It is sometimes said that you are judged by the company you keep. If so, Sunderland should be bathed in the most favourable of lights. Along with Chelsea and Manchester City they are one of only three teams still unbeaten in the Premier League but Martin O'Neill knows that particular statistic flatters his players.

This, after all, was Sunderland's first Premier League win since March and it arrived on a day when an initially promising Wigan fell apart following the dismissal of Jordi Gómez for a naive studs-up tackle on Danny Rose early in the second half. Shortly afterwards Steven Fletcher scored his fifth goal in four league games since joining from Wolves for £12m and his team-mates held on to register a much craved victory.

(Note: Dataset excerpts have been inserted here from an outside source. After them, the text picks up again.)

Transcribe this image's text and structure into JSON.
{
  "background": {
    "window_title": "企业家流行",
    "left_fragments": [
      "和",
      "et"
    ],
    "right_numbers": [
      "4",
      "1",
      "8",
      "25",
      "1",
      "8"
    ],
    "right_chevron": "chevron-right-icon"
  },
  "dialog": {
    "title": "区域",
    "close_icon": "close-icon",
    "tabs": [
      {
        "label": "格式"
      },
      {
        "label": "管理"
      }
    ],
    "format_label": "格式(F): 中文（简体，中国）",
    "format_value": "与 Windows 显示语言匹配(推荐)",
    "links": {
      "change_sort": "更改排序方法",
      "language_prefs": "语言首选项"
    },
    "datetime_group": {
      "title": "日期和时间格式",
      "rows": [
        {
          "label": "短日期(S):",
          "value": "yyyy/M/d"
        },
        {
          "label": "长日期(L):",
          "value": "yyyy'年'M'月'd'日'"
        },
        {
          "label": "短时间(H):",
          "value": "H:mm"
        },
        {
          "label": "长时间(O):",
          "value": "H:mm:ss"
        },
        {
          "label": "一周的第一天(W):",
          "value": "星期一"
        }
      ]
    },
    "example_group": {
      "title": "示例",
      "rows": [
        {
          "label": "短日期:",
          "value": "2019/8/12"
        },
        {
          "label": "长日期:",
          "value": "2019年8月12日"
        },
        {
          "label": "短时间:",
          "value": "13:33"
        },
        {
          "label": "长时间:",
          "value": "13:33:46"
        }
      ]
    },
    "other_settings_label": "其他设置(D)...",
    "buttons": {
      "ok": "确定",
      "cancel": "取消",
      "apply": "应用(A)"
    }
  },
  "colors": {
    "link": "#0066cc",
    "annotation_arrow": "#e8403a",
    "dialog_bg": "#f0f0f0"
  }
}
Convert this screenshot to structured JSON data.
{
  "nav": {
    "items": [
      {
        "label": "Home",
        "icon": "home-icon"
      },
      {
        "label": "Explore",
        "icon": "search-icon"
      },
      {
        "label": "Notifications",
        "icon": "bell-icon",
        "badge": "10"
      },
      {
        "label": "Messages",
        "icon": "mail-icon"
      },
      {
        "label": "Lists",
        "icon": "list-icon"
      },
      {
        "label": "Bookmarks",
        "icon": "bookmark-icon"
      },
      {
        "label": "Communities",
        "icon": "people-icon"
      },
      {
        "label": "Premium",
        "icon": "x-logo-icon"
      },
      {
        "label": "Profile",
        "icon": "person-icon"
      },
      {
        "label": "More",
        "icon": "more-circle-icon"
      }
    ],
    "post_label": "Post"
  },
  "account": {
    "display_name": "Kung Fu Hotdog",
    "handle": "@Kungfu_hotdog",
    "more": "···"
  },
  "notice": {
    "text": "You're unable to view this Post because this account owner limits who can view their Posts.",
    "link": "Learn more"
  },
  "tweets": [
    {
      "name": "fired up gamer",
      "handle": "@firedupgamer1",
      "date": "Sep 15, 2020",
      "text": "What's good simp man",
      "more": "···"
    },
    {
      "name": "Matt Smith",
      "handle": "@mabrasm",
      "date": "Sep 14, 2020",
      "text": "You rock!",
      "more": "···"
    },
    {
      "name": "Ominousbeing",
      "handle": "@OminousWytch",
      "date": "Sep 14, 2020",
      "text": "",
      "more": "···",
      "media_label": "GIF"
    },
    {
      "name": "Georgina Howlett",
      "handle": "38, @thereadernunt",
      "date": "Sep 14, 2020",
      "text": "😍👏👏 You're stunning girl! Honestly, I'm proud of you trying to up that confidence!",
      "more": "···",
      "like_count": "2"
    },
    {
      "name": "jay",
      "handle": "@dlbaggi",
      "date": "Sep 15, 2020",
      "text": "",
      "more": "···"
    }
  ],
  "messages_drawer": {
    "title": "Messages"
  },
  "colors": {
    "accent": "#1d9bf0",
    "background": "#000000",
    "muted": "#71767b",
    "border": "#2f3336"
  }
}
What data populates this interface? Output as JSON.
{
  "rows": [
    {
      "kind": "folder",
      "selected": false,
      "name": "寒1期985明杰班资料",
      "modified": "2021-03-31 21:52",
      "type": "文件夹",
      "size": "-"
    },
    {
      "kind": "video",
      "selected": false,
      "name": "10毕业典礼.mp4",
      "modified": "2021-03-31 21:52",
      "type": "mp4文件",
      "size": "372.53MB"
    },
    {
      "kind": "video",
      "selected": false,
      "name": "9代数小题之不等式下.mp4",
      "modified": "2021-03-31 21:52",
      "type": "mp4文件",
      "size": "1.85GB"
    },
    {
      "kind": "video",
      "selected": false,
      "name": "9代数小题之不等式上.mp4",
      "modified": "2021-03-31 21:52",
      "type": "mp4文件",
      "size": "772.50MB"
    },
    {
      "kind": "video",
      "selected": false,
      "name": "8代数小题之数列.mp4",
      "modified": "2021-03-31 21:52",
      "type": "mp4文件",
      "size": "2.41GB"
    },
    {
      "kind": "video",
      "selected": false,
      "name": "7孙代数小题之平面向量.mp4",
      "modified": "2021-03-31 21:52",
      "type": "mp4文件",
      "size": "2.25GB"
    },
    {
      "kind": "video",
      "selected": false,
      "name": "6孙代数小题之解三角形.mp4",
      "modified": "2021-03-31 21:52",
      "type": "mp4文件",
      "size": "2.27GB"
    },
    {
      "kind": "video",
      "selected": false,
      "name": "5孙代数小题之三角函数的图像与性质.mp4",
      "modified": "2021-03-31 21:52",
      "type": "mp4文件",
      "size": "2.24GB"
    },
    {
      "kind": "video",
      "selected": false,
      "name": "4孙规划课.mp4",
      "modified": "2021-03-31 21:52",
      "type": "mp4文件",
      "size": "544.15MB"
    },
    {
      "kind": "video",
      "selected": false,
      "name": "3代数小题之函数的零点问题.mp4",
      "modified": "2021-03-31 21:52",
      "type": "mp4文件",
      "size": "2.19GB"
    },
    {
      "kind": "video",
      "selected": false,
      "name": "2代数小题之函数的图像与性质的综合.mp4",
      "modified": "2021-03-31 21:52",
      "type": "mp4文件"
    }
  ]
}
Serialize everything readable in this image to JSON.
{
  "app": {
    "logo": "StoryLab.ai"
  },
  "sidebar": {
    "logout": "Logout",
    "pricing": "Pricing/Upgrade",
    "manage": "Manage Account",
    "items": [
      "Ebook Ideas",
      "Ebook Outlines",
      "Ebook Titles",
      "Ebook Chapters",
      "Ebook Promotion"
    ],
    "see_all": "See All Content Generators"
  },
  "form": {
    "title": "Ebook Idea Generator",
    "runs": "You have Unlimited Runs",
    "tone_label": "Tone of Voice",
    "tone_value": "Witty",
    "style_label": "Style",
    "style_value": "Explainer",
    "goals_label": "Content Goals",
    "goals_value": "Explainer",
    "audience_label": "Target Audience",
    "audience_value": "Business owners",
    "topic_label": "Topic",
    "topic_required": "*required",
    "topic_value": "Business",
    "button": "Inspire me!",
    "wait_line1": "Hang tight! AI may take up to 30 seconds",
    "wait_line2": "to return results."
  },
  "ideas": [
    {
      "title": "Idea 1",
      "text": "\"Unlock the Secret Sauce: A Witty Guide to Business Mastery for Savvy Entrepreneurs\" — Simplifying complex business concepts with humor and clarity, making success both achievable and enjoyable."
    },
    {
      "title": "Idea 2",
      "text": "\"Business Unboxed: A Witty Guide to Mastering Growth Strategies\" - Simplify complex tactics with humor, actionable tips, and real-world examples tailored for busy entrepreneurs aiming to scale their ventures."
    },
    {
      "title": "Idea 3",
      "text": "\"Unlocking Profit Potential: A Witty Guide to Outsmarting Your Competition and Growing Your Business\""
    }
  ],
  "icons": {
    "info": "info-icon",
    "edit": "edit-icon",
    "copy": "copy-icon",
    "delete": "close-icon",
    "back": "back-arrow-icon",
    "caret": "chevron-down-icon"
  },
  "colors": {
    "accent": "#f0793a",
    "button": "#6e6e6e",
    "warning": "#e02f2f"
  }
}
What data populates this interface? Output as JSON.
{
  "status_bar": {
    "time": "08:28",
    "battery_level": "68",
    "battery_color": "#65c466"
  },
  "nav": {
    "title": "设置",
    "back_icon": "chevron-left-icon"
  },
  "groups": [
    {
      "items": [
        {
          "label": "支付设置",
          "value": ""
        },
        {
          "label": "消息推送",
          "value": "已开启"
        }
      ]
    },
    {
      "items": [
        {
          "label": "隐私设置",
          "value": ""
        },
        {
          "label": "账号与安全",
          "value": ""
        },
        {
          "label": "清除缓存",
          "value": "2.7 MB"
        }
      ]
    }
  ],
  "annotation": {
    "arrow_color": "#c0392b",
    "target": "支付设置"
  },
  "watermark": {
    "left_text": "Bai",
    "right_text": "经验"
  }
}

"We're in big company with Chelsea and Manchester City but it's early, very early," said O'Neill. "I'm just delighted to have got the win." Indeed, without Simon Mignolet around to thwart them, Wigan might have been the side celebrating.

With Roberto Martínez's attractively fluid 3-4-3 formation confusing Sunderland, the Belgium goalkeeper made two stunning first-half saves from James McCarthy and Arouna Koné. "I have to thank Mignolet," said O'Neill. "He's fantastic, really great and a genuinely lovely fella as well, not that matters a hoot as long he keeps the ball out."

To quote their manager, Sunderland were "a bit frayed" but, significantly, the only weak point in their spine was central midfield, where the suspended Lee Cattermole's absence permitted Wigan's McCarthy and James McArthur far too much room for menacing manoeuvre.

Otherwise Mignolet shone, Titus Bramble stood firm against his former employers at centre-half and Fletcher looked the complete centre-forward. Moreover, when the Scot swept James McClean's low cross past Ali al-Habsi at the far post Fletcher did not merely score his fifth goal of the league campaign but also Sunderland's fifth.

"Steven has scored every single Premier League goal for us," said O'Neill. "Just at the moment it isn't a concern but it may well turn into one. We cannot become reliant on a single source."

Heads were shaken when Sunderland paid £12m for Fletcher but their manager was entitled to dub a forward he had long coveted a "bargain" on Saturday evening.

"Of course, you're delighted when someone you sign makes such an impact," said O'Neill. "But I have to say it hasn't really surprised me. I saw Wolves a few times last season and I thought he was a really top quality player."